In the valley formed behind the knuckles of his index and middle finger he saw a tiny black dot.
 
Roberts stared.
 
The itch continued, and he knew he wouldn't be able to stand it long.
 
What in hell could it be?
 
Not an insect.
 
Not here. No dirt.
 
Had he slipped up somehow in prepping the slides?

Very carefully, he reached down with his free hand and flicked at the dot with the back of his fingernail.
 
He felt nothing.
 
Whatever it was, it was flush with his skin.
 
He leaned closer, but still couldn't make out what the offending spot could be.
 
The itch grew more intense with each passing moment.
 
Roberts flicked his gaze back to his screen, grunted, and reached for the slide.
 
He could barely grip the edges as he slid it out, deposited it in the disposal slot, and clicked on the button that transferred his data.
 
Gritting his teeth, he ignored the itch on his hand and grabbed the next slide.
 
He managed to get it into place without mishap, changed the setting on the sonic pulse, and flipped the toggle for the next sequence.

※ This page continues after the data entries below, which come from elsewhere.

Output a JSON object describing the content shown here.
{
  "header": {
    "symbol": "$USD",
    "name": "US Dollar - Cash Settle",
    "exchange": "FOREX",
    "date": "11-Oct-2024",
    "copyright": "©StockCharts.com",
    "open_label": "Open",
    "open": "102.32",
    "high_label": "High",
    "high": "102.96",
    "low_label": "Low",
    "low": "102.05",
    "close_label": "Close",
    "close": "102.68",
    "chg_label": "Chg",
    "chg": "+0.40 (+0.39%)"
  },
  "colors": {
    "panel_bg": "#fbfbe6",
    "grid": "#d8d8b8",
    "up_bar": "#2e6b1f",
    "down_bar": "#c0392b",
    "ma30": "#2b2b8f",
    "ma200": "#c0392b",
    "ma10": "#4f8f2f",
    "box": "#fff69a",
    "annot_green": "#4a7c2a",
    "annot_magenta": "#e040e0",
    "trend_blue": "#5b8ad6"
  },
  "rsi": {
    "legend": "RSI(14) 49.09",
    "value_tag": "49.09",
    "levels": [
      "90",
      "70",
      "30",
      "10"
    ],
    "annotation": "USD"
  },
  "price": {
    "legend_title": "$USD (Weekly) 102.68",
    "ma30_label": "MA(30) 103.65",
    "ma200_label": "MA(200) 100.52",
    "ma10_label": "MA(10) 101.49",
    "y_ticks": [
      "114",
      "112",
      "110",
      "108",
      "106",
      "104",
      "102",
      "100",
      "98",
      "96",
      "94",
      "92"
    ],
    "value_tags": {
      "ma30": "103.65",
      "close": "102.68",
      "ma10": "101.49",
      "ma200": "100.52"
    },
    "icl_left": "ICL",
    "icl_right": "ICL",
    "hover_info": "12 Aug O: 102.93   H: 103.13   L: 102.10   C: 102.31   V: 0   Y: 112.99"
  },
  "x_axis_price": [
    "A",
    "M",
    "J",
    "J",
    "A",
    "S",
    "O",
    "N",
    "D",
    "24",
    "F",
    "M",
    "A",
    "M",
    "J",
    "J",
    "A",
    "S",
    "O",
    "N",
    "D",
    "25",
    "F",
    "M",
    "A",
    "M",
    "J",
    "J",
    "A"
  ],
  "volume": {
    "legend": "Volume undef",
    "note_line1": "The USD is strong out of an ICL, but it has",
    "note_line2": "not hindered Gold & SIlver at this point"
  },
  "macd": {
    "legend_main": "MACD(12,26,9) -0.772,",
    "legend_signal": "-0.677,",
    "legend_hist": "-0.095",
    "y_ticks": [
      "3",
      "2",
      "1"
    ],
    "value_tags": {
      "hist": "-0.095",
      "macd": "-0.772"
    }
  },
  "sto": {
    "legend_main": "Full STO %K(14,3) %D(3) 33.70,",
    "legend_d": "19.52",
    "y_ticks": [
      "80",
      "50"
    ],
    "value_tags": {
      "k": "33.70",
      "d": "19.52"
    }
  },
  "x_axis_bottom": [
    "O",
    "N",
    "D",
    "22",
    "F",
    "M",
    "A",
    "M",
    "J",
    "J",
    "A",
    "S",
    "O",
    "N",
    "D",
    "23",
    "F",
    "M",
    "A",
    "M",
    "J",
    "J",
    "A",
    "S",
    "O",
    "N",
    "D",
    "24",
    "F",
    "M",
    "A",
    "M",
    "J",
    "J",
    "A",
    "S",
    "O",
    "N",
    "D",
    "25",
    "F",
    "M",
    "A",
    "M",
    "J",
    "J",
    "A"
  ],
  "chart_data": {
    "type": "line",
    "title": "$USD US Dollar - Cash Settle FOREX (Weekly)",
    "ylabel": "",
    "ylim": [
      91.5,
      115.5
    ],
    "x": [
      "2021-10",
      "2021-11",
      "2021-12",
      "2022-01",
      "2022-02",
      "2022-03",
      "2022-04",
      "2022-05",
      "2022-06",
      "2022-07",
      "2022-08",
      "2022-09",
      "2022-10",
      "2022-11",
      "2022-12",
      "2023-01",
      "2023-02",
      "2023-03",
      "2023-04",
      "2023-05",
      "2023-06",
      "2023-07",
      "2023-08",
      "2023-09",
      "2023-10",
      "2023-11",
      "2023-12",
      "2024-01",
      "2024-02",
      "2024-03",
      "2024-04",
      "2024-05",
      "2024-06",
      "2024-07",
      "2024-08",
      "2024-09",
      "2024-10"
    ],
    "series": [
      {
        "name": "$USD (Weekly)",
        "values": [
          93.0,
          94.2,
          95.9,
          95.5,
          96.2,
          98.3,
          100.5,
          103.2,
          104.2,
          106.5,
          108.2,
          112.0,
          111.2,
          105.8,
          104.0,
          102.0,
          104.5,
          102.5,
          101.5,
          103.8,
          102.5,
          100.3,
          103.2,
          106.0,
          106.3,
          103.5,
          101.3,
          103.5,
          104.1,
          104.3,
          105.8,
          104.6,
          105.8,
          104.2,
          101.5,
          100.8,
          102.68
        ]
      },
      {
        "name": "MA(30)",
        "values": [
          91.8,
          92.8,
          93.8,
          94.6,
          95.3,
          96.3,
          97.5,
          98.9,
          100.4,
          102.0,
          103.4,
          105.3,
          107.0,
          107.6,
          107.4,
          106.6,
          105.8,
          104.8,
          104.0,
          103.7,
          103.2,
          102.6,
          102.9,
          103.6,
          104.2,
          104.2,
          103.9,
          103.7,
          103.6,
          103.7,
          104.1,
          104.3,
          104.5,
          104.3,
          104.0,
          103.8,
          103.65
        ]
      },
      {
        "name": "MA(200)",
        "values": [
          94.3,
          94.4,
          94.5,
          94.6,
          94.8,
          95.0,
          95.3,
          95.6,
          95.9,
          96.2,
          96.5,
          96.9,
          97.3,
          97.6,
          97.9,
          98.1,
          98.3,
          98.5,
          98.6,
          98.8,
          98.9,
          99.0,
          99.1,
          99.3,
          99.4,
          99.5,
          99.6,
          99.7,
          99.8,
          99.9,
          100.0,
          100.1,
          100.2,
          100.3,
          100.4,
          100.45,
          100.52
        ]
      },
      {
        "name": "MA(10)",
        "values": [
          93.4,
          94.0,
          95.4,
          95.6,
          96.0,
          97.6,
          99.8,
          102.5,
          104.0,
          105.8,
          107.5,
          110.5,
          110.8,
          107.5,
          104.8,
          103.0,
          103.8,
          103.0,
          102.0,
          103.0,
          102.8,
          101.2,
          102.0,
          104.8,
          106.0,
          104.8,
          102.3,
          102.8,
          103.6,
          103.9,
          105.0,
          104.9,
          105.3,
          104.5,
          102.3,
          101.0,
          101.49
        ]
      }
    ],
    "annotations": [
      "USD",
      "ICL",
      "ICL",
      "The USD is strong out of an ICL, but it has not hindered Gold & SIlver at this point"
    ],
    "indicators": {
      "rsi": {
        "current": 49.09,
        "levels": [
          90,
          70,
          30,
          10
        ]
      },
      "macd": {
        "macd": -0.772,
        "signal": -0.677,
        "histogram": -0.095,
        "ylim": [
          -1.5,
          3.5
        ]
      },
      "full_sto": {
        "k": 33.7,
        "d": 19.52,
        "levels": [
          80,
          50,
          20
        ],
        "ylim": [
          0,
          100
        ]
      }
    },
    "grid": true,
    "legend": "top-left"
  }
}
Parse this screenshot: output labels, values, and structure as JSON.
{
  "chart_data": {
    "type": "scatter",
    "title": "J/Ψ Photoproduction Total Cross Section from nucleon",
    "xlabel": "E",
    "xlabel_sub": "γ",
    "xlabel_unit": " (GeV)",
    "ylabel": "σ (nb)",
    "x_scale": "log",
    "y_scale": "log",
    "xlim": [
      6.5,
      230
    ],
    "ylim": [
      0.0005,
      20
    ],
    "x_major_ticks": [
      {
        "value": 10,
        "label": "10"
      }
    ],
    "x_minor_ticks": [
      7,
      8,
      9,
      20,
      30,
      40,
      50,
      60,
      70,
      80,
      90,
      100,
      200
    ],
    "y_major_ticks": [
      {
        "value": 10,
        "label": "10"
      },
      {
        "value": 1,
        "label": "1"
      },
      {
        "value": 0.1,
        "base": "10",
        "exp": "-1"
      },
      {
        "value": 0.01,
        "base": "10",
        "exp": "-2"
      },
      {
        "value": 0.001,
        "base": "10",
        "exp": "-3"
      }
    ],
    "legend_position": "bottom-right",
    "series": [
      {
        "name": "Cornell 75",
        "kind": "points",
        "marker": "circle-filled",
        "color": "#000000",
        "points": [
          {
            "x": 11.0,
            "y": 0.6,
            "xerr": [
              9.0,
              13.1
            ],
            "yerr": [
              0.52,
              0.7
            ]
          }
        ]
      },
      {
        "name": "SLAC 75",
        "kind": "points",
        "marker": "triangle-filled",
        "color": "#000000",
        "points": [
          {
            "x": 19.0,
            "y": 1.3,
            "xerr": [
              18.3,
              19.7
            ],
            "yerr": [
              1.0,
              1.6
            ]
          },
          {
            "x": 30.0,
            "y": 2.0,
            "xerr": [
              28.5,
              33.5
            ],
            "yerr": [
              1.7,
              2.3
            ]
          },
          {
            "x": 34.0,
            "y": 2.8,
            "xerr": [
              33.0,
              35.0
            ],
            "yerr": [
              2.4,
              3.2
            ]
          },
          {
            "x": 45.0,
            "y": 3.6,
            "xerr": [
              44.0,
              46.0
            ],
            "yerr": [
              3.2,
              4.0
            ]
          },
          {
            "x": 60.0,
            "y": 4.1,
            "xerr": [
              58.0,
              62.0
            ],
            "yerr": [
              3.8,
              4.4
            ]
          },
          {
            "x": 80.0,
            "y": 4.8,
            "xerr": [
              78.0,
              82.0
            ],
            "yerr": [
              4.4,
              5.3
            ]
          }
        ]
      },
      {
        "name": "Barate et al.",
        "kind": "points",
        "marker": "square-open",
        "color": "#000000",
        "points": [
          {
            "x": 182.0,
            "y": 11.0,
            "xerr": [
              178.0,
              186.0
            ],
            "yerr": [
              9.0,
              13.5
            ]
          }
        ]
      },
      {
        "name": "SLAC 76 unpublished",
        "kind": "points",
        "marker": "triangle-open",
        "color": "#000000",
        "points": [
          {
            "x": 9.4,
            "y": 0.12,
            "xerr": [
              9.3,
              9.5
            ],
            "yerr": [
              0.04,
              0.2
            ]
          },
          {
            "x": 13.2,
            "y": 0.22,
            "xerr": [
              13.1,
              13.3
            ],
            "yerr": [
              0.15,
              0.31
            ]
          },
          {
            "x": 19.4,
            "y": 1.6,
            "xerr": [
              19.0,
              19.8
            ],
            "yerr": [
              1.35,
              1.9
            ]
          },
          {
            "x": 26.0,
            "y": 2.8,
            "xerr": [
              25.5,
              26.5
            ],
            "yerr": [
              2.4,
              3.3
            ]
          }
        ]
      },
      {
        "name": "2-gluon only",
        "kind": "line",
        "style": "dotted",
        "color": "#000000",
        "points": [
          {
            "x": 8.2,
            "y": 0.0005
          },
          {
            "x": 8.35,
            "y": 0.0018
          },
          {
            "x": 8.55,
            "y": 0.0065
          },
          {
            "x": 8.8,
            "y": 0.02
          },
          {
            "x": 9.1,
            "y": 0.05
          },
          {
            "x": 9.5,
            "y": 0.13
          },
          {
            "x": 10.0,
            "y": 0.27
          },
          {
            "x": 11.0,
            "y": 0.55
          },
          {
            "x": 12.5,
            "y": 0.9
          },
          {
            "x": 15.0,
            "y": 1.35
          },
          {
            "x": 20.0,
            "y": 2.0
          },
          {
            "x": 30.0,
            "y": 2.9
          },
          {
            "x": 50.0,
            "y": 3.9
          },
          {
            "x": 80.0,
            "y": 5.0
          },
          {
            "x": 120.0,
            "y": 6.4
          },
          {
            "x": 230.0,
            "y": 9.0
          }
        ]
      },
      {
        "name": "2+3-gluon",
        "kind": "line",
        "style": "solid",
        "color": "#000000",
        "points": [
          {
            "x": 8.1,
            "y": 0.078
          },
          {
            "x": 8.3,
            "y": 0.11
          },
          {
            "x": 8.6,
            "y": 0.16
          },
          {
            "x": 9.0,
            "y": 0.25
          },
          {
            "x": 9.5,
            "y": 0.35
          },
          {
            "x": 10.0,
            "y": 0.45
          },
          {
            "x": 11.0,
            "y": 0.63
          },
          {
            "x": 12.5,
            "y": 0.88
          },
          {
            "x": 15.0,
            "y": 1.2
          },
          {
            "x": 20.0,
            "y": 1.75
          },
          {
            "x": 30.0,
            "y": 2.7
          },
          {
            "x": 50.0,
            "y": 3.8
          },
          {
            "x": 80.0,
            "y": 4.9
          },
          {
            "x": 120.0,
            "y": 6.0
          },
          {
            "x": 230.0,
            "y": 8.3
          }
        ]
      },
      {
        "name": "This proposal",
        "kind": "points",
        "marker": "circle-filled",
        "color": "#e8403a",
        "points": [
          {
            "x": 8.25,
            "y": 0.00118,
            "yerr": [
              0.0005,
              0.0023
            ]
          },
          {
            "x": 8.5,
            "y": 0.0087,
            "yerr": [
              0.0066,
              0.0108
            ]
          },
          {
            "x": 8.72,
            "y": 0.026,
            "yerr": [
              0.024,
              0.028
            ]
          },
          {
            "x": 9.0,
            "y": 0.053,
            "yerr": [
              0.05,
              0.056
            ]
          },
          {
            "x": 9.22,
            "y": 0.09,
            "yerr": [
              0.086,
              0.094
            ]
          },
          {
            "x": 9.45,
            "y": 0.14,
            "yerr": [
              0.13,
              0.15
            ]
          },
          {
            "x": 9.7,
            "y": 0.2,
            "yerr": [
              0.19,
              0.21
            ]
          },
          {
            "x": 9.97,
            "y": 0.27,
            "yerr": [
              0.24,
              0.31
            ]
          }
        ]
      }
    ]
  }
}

Just for a second, the itch on his hand abated, and he leaned back.
 
Then it hit harder and faster, a sudden stab of pain.
 
He stared, horrified, at his hand.
 
Tiny tentacles branched out from the perimeter of the spot, groping across his skin.
 
Each touch burned like fire.
 
Tears in his eyes, frantic, Roberts glanced up at the screen.
 
Everything looked normal, except…

The settings. He'd changed them.
 
He ran back over the past few moments in his mind.
 
There was no way to doubt himself, despite the distraction of the pain in his hand.
 
He'd moved the pulse settings to the next combination in line, but now they'd changed back.
 
He hadn't touched the dials, and yet there it was.
 
The previous settings had been restored, and the test was running a second time.
 
On the screen the mirror image of the spot on his hand stared back at him.
 
Under the lens of the electron microscope it was so large it threatened to
writhe
off the edge of the slide.

Roberts cried out and flipped the toggle, ending the test early.
 
He backed away from the workstation.
 
The image on the screen faded.
 
His hand stopped burning.
 
He glanced at the slide, and at the disposal slot.
 
He knew that somewhere in the complex, alarms were sounding.
 
Lights flashed on security desks and in medical to warn them of an "anomaly."
 
Still, he stared at the slide.
 
He could return the settings on the switch to the position they were supposed to be in and finish the test.
 
He might get on to the next setting before anyone arrived, and he could always claim that the glitch was in the machinery, and not himself.
 
No one needed to know of the spot on his hand, stretching out and groping across his skin, or the way it had burned.
 
No one needed to know that the slide had been contaminated, because all sensors indicated it was as clean as any before it.

Roberts decided quickly.
 
He'd get away with it, or he wouldn't.
 
He had nothing to lose by trying.
 
He flipped the controls to the next setting again, double-checking, and held them there.
 
With his thumb he flipped the toggle.
 
There was a small jerk in the controls, as if they wanted to twist back again, but he held them firmly, and after a moment, the pressure subsided.
 
He was just sliding the finished test slide into the deposit slot when the guard's faceplate pressed against the outer window of his pod.